Security upgrades causing impaired instances.
Incident Report for CloudAMQP
Postmortem

At Wednesday around 6AM UTC about 1% of our Ubuntu servers applied upstream updates using unattended-upgrade. Two of those packages was netplan.io and libnetplan0. The default configuration in unattended-upgrade is to upgrade one package at a time (Unattended-Upgrade::MinimalSteps "true";). netplan.io is dependent on libnetplan0, but those two packages were installed separately. When netplan.io was installed and reloaded after the update netplan generate SEGFAULT:ed due to the mismatching versions, that caused the systemd-networkd configuration to be invalid which resulted in the instance releasing its IP and not acquiring a new one.

When we figured out that netplan was segfaulting and that’s why we lost connectivity we applied apt-mark hold netplan.io on the remaining servers. What we didn’t realize at the time was that is was the version conflict between netplan.io and libnetplan0 that was the problem. So the next morning we had another 1% of servers that only upgraded libnetplan0, again causing a version mismatch which lead to SEGFAULT in netplan generate. This time it was more problematic because in the first wave libnetplan0 was eventually updated, so a restart of the server restored connectivity. But for the servers in the second wave the version mismatch was permanent. We then updated the cloud-init script on affected servers and forced it to manually run dhclient on boot.

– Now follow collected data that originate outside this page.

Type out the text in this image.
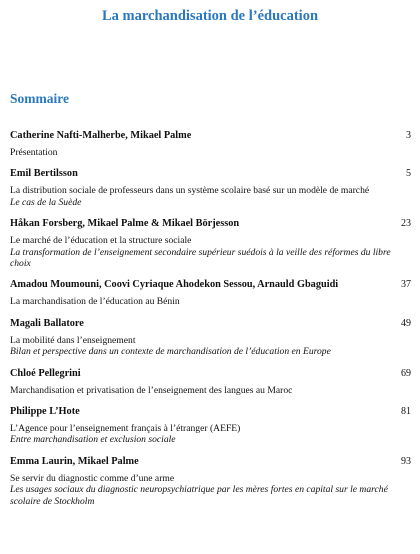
La marchandisation de l’éducation
Sommaire
Catherine Nafti-Malherbe, Mikael Palme	3
Présentation
Emil Bertilsson	5
La distribution sociale de professeurs dans un système scolaire basé sur un modèle de marché
Le cas de la Suède
Håkan Forsberg, Mikael Palme & Mikael Börjesson	23
Le marché de l’éducation et la structure sociale
La transformation de l’enseignement secondaire supérieur suédois à la veille des réformes du libre choix
Amadou Moumouni, Coovi Cyriaque Ahodekon Sessou, Arnauld Gbaguidi	37
La marchandisation de l’éducation au Bénin
Magali Ballatore	49
La mobilité dans l’enseignement
Bilan et perspective dans un contexte de marchandisation de l’éducation en Europe
Chloé Pellegrini	69
Marchandisation et privatisation de l’enseignement des langues au Maroc
Philippe L’Hote	81
L’Agence pour l’enseignement français à l’étranger (AEFE)
Entre marchandisation et exclusion sociale
Emma Laurin, Mikael Palme	93
Se servir du diagnostic comme d’une arme
Les usages sociaux du diagnostic neuropsychiatrique par les mères fortes en capital sur le marché scolaire de Stockholm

That restored connectivity and we could update the netplan.io version to resolve the version mismatch.

We’ve changed unattended-upgrade to apply updates in one go so that a similar version mismatch bugs can’t hit us again: Unattended-Upgrade::MinimalSteps "false";

All affected customers are eligible for refunds according to the SLA.

The netplan.io version mismatch bug is reported here: https://bugs.launchpad.net/netplan/+bug/1922898

Posted Apr 09, 2021 - 20:05 UTC

Resolved
This incident has been resolved.
Posted Apr 08, 2021 - 13:42 UTC
Identified
The issue has been identified and a fix is being implemented.
Posted Apr 08, 2021 - 09:25 UTC
Investigating
We are currently investigating this issue.
Posted Apr 08, 2021 - 07:38 UTC
This incident affected: Shared servers and Dedicated servers.